Even if you create outstanding training programs and content, if it is not tied to key performance indicators (KPIs) — metrics for employee performance — the value of training will fail to be recognized. As a result, senior leaders may begin to question your role and its impact in the organization going forward.
While it may be difficult for some training departments to access senior leaders, you must strive to find a sponsor that believes in the department and what you are trying to do as a team. To some this may seem like “politics,” however it’s critical to your training department’s success and that of the organization.

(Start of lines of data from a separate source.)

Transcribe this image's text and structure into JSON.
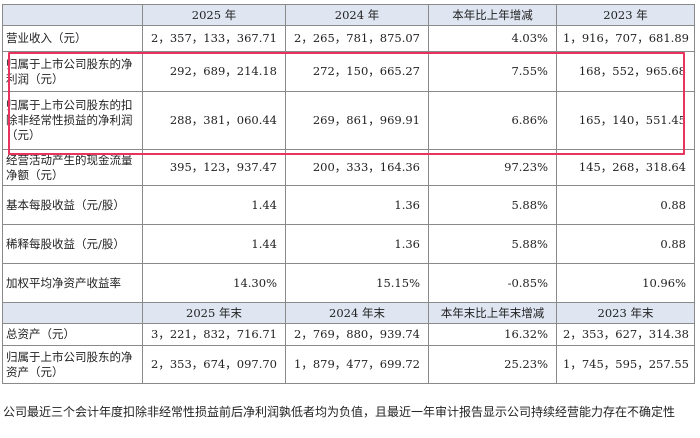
{
  "headers_period": [
    "",
    "2025 年",
    "2024 年",
    "本年比上年增减",
    "2023 年"
  ],
  "rows_period": [
    {
      "label": "营业收入（元）",
      "v2025": "2，357，133，367.71",
      "v2024": "2，265，781，875.07",
      "change": "4.03%",
      "v2023": "1，916，707，681.89"
    },
    {
      "label": "归属于上市公司股东的净利润（元）",
      "v2025": "292，689，214.18",
      "v2024": "272，150，665.27",
      "change": "7.55%",
      "v2023": "168，552，965.68"
    },
    {
      "label": "归属于上市公司股东的扣除非经常性损益的净利润（元）",
      "v2025": "288，381，060.44",
      "v2024": "269，861，969.91",
      "change": "6.86%",
      "v2023": "165，140，551.45"
    },
    {
      "label": "经营活动产生的现金流量净额（元）",
      "v2025": "395，123，937.47",
      "v2024": "200，333，164.36",
      "change": "97.23%",
      "v2023": "145，268，318.64"
    },
    {
      "label": "基本每股收益（元/股）",
      "v2025": "1.44",
      "v2024": "1.36",
      "change": "5.88%",
      "v2023": "0.88"
    },
    {
      "label": "稀释每股收益（元/股）",
      "v2025": "1.44",
      "v2024": "1.36",
      "change": "5.88%",
      "v2023": "0.88"
    },
    {
      "label": "加权平均净资产收益率",
      "v2025": "14.30%",
      "v2024": "15.15%",
      "change": "-0.85%",
      "v2023": "10.96%"
    }
  ],
  "headers_end": [
    "",
    "2025 年末",
    "2024 年末",
    "本年末比上年末增减",
    "2023 年末"
  ],
  "rows_end": [
    {
      "label": "总资产（元）",
      "v2025": "3，221，832，716.71",
      "v2024": "2，769，880，939.74",
      "change": "16.32%",
      "v2023": "2，353，627，314.38"
    },
    {
      "label": "归属于上市公司股东的净资产（元）",
      "v2025": "2，353，674，097.70",
      "v2024": "1，879，477，699.72",
      "change": "25.23%",
      "v2023": "1，745，595，257.55"
    }
  ],
  "note": "公司最近三个会计年度扣除非经常性损益前后净利润孰低者均为负值，且最近一年审计报告显示公司持续经营能力存在不确定性",
  "highlight_color": "#e8345c",
  "header_bg": "#dfe6f2"
}
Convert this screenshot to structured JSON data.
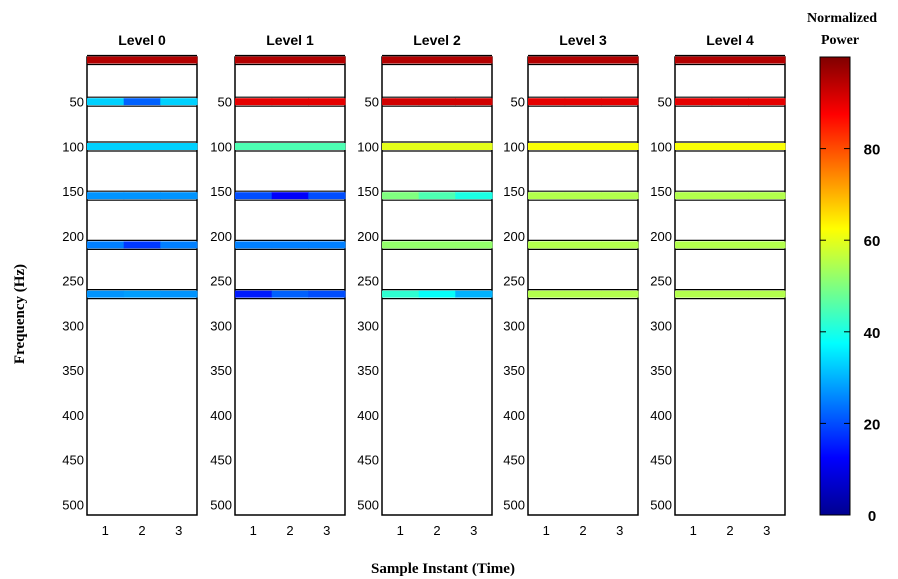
{
  "chart_data": {
    "type": "heatmap",
    "xlabel": "Sample Instant (Time)",
    "ylabel": "Frequency (Hz)",
    "colorbar": {
      "label_line1": "Normalized",
      "label_line2": "Power",
      "ticks": [
        "0",
        "20",
        "40",
        "60",
        "80"
      ],
      "tick_values": [
        0,
        20,
        40,
        60,
        80
      ],
      "range": [
        0,
        100
      ],
      "colormap": "jet"
    },
    "y_ticks": [
      "50",
      "100",
      "150",
      "200",
      "250",
      "300",
      "350",
      "400",
      "450",
      "500"
    ],
    "y_tick_values": [
      50,
      100,
      150,
      200,
      250,
      300,
      350,
      400,
      450,
      500
    ],
    "ylim": [
      0,
      512
    ],
    "x_ticks": [
      "1",
      "2",
      "3"
    ],
    "x_tick_values": [
      1,
      2,
      3
    ],
    "xlim": [
      0.5,
      3.5
    ],
    "bands_hz": [
      0,
      50,
      100,
      155,
      210,
      265
    ],
    "panels": [
      {
        "title": "Level 0",
        "powers": [
          [
            95,
            95,
            95
          ],
          [
            33,
            22,
            33
          ],
          [
            33,
            33,
            33
          ],
          [
            27,
            27,
            27
          ],
          [
            25,
            18,
            25
          ],
          [
            27,
            28,
            27
          ]
        ]
      },
      {
        "title": "Level 1",
        "powers": [
          [
            95,
            95,
            95
          ],
          [
            90,
            90,
            90
          ],
          [
            45,
            45,
            45
          ],
          [
            20,
            12,
            20
          ],
          [
            25,
            25,
            25
          ],
          [
            15,
            22,
            20
          ]
        ]
      },
      {
        "title": "Level 2",
        "powers": [
          [
            95,
            95,
            95
          ],
          [
            92,
            92,
            92
          ],
          [
            60,
            60,
            60
          ],
          [
            50,
            45,
            40
          ],
          [
            52,
            52,
            52
          ],
          [
            42,
            38,
            30
          ]
        ]
      },
      {
        "title": "Level 3",
        "powers": [
          [
            95,
            95,
            95
          ],
          [
            90,
            90,
            90
          ],
          [
            62,
            62,
            62
          ],
          [
            55,
            55,
            55
          ],
          [
            55,
            55,
            55
          ],
          [
            55,
            55,
            55
          ]
        ]
      },
      {
        "title": "Level 4",
        "powers": [
          [
            95,
            95,
            95
          ],
          [
            90,
            90,
            90
          ],
          [
            62,
            62,
            62
          ],
          [
            55,
            55,
            55
          ],
          [
            55,
            55,
            55
          ],
          [
            55,
            55,
            55
          ]
        ]
      }
    ]
  }
}
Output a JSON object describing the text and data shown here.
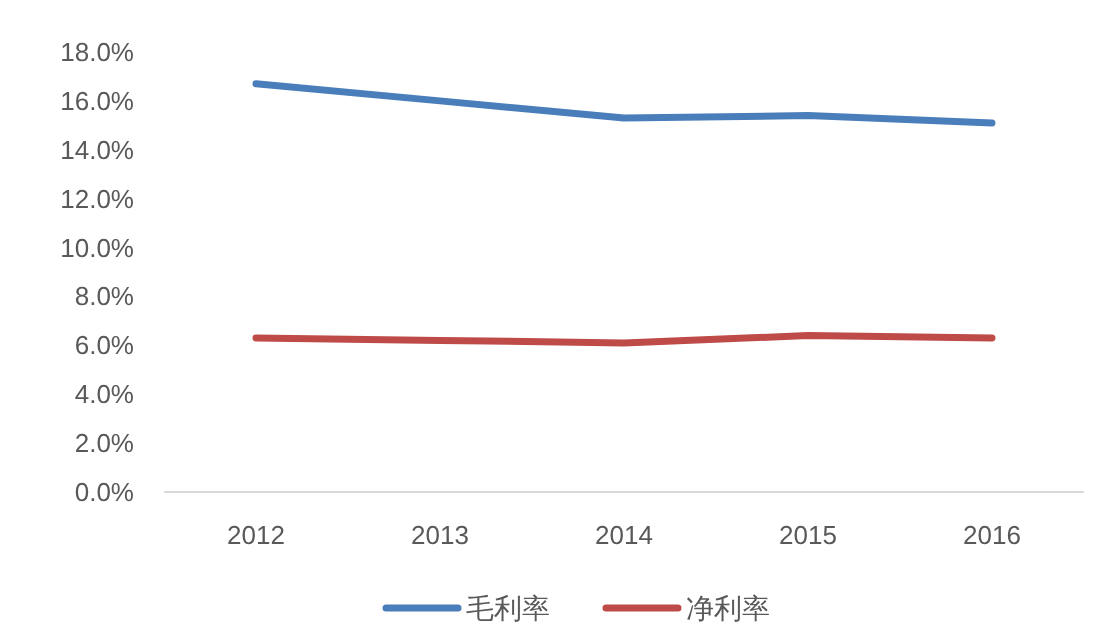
{
  "chart_data": {
    "type": "line",
    "categories": [
      "2012",
      "2013",
      "2014",
      "2015",
      "2016"
    ],
    "series": [
      {
        "name": "毛利率",
        "color": "#4a7ebb",
        "values": [
          16.7,
          16.0,
          15.3,
          15.4,
          15.1
        ]
      },
      {
        "name": "净利率",
        "color": "#be4b48",
        "values": [
          6.3,
          6.2,
          6.1,
          6.4,
          6.3
        ]
      }
    ],
    "ylim": [
      0,
      18
    ],
    "yticks": [
      {
        "value": 0,
        "label": "0.0%"
      },
      {
        "value": 2,
        "label": "2.0%"
      },
      {
        "value": 4,
        "label": "4.0%"
      },
      {
        "value": 6,
        "label": "6.0%"
      },
      {
        "value": 8,
        "label": "8.0%"
      },
      {
        "value": 10,
        "label": "10.0%"
      },
      {
        "value": 12,
        "label": "12.0%"
      },
      {
        "value": 14,
        "label": "14.0%"
      },
      {
        "value": 16,
        "label": "16.0%"
      },
      {
        "value": 18,
        "label": "18.0%"
      }
    ],
    "legend": "bottom"
  }
}
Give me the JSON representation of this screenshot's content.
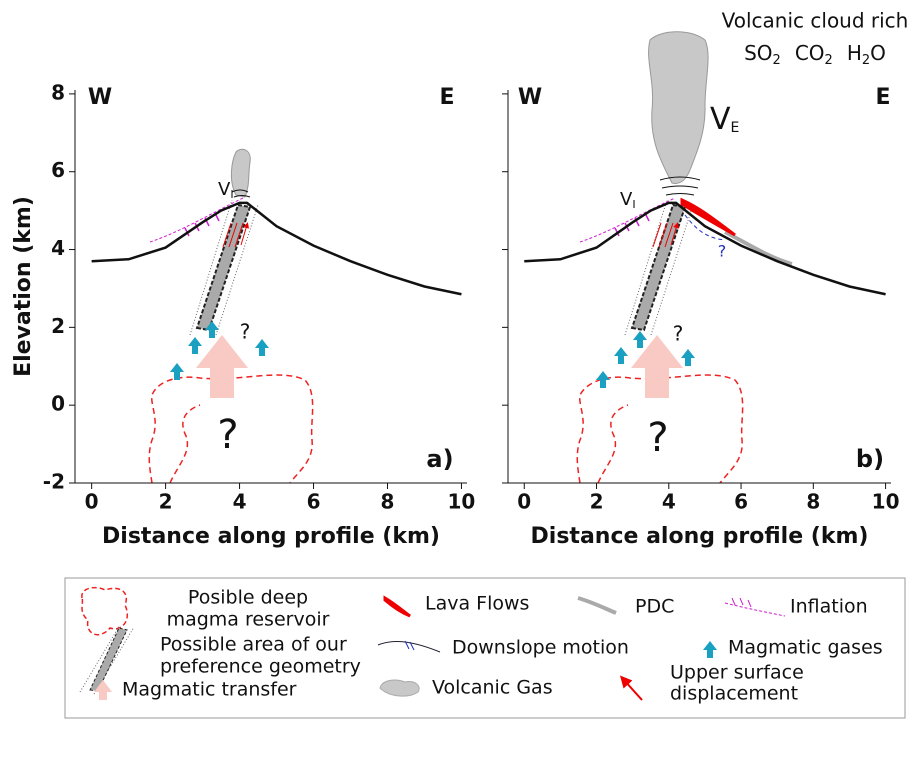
{
  "chart_data": [
    {
      "type": "line",
      "xlabel": "Distance along profile (km)",
      "ylabel": "Elevation (km)",
      "show_ytick_labels": true,
      "x": [
        0,
        1,
        2,
        3,
        3.5,
        4,
        4.2,
        5,
        6,
        7,
        8,
        9,
        10
      ],
      "series": [
        {
          "color": "#111111",
          "values": [
            3.7,
            3.75,
            4.05,
            4.7,
            5.0,
            5.2,
            5.2,
            4.6,
            4.1,
            3.7,
            3.35,
            3.05,
            2.85
          ]
        }
      ],
      "xlim": [
        -0.45,
        10.15
      ],
      "ylim": [
        -2,
        8.1
      ],
      "xticks": [
        0,
        2,
        4,
        6,
        8,
        10
      ],
      "yticks": [
        -2,
        0,
        2,
        4,
        6,
        8
      ],
      "west": "W",
      "east": "E",
      "panel_label": "a)",
      "vent": {
        "text": "V",
        "sub": "I"
      },
      "unknowns": [
        "?",
        "?"
      ]
    },
    {
      "type": "line",
      "xlabel": "Distance along profile (km)",
      "show_ytick_labels": false,
      "x": [
        0,
        1,
        2,
        3,
        3.5,
        4,
        4.2,
        5,
        6,
        7,
        8,
        9,
        10
      ],
      "series": [
        {
          "color": "#111111",
          "values": [
            3.7,
            3.75,
            4.05,
            4.7,
            5.0,
            5.2,
            5.2,
            4.6,
            4.1,
            3.7,
            3.35,
            3.05,
            2.85
          ]
        }
      ],
      "xlim": [
        -0.45,
        10.15
      ],
      "ylim": [
        -2,
        8.1
      ],
      "xticks": [
        0,
        2,
        4,
        6,
        8,
        10
      ],
      "yticks": [
        -2,
        0,
        2,
        4,
        6,
        8
      ],
      "west": "W",
      "east": "E",
      "panel_label": "b)",
      "vent": {
        "text": "V",
        "sub": "I"
      },
      "plume": {
        "text": "V",
        "sub": "E"
      },
      "unknowns": [
        "?",
        "?",
        "?"
      ]
    }
  ],
  "cloud": {
    "title": "Volcanic cloud rich",
    "gases": [
      {
        "text": "SO",
        "sub": "2"
      },
      {
        "text": "CO",
        "sub": "2"
      },
      {
        "text": "H",
        "sub": "2",
        "after": "O"
      }
    ]
  },
  "legend": {
    "items": [
      [
        "Posible deep",
        "magma reservoir"
      ],
      [
        "Lava Flows"
      ],
      [
        "PDC"
      ],
      [
        "Inflation"
      ],
      [
        "Possible area of our",
        "preference geometry"
      ],
      [
        "Downslope motion"
      ],
      [
        "Magmatic gases"
      ],
      [
        "Magmatic transfer"
      ],
      [
        "Volcanic Gas"
      ],
      [
        "Upper surface",
        "displacement"
      ]
    ]
  }
}
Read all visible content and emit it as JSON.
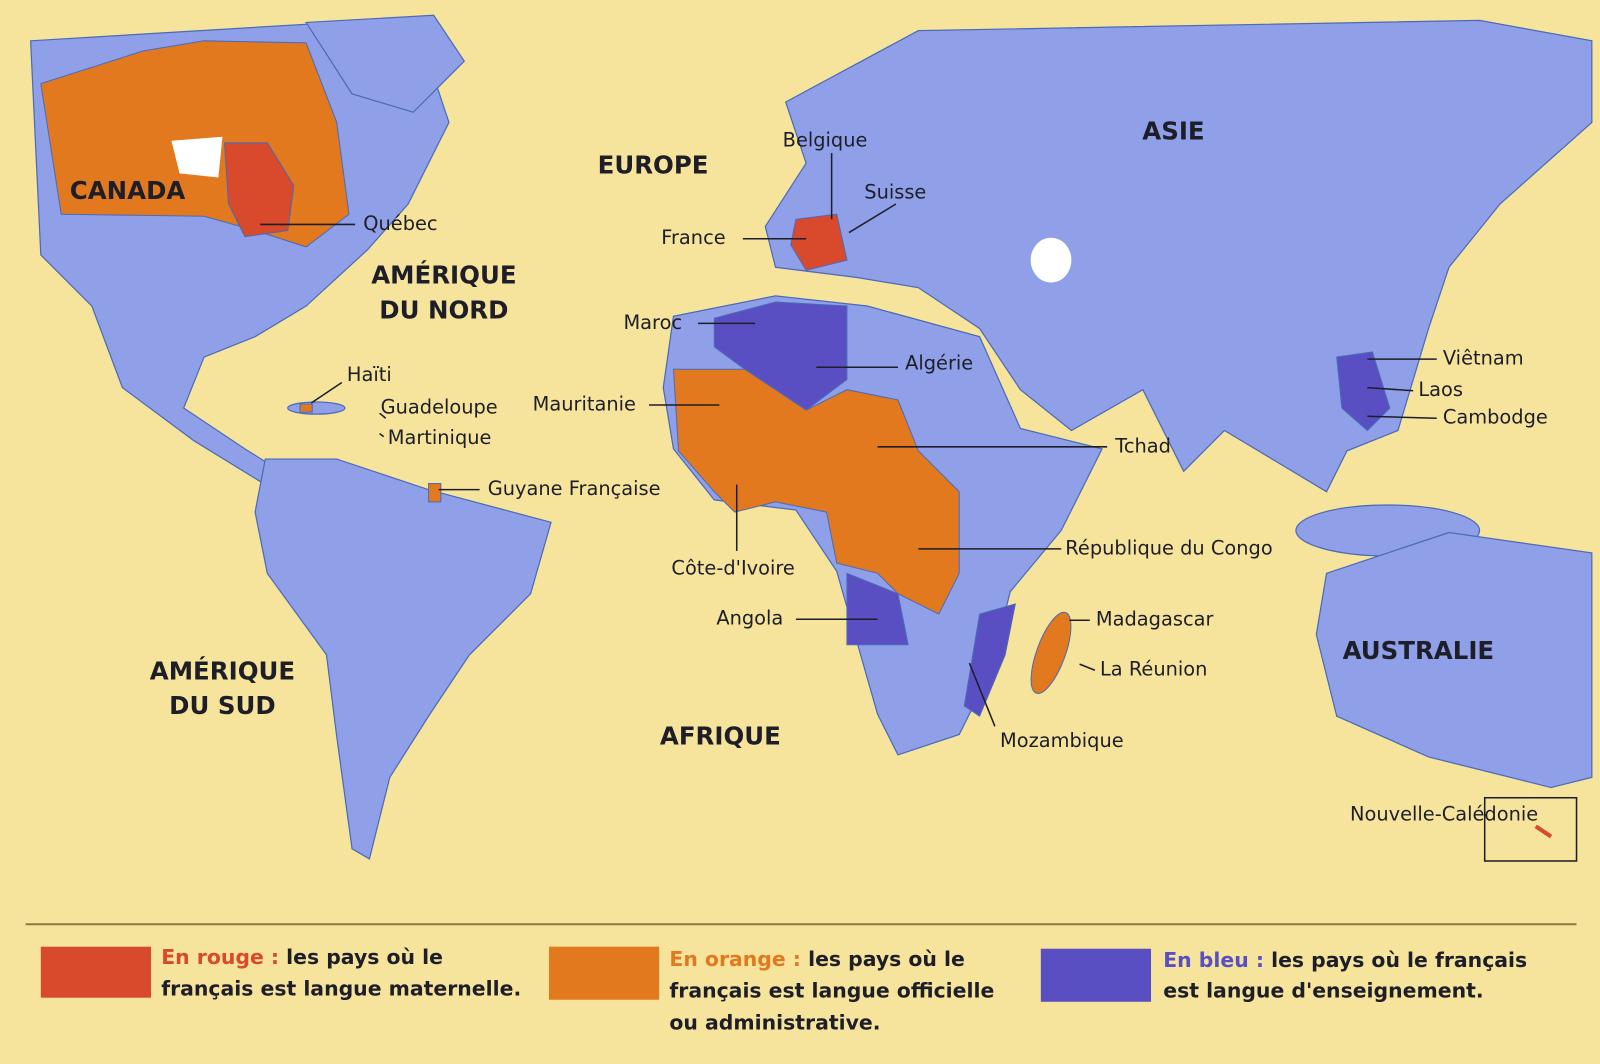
{
  "regions": [
    {
      "lines": [
        "CANADA"
      ]
    },
    {
      "lines": [
        "AMÉRIQUE",
        "DU NORD"
      ]
    },
    {
      "lines": [
        "EUROPE"
      ]
    },
    {
      "lines": [
        "ASIE"
      ]
    },
    {
      "lines": [
        "AMÉRIQUE",
        "DU SUD"
      ]
    },
    {
      "lines": [
        "AFRIQUE"
      ]
    },
    {
      "lines": [
        "AUSTRALIE"
      ]
    }
  ],
  "labels": [
    "Québec",
    "Belgique",
    "Suisse",
    "France",
    "Maroc",
    "Algérie",
    "Haïti",
    "Guadeloupe",
    "Martinique",
    "Mauritanie",
    "Guyane Française",
    "Tchad",
    "Côte-d'Ivoire",
    "République du Congo",
    "Angola",
    "Madagascar",
    "La Réunion",
    "Mozambique",
    "Viêtnam",
    "Laos",
    "Cambodge",
    "Nouvelle-Calédonie"
  ],
  "legend": [
    {
      "highlight": "En rouge :",
      "lines": [
        "les pays où le",
        "français est langue maternelle."
      ]
    },
    {
      "highlight": "En orange :",
      "lines": [
        "les pays où le",
        "français est langue officielle",
        "ou administrative."
      ]
    },
    {
      "highlight": "En bleu :",
      "lines": [
        "les pays où le français",
        "est langue d'enseignement."
      ]
    }
  ]
}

Measure and Share What is Important
The last conversation you want to have with senior leaders is one that suggests the leadership team is not aware of what you are doing or how it aligns with the organization’s success. Ensure your training team has a way to measure success and share the results with leadership.
The training department must have a formal method monitoring and measuring how training aligns to the organization’s strategic initiatives. If you have a customer relationship management (CRM) platform use it. If you do not have one, find a way to create or buy one (there are also free versions out there).
By capturing all of what a training department does for the organization, you will be able to run reports and statistics that demonstrate your training value.
Another critical component of success is to implement a formal measurement process for your programs. For example, at GROWMARK, we use the Kirkpatrick’s Learning Evaluation Model to evaluate our formal training programs and courses. The data we’ve pulled using this model has been an important part of proving our training value.
Moving Forward
In today’s business world of fast-paced changes, shortened bursts of training and the need to prove training’s value, training departments must be able to quickly and effectively show how training contributes to the organization’s goals.
Determine your mission and vision, train your learning leaders to be more than trainers and collect and share as much data as you can that ties back to the organization’s strategy and goals. If you do this, you will suddenly find yourself being involved more in key decision-making and strategy meetings.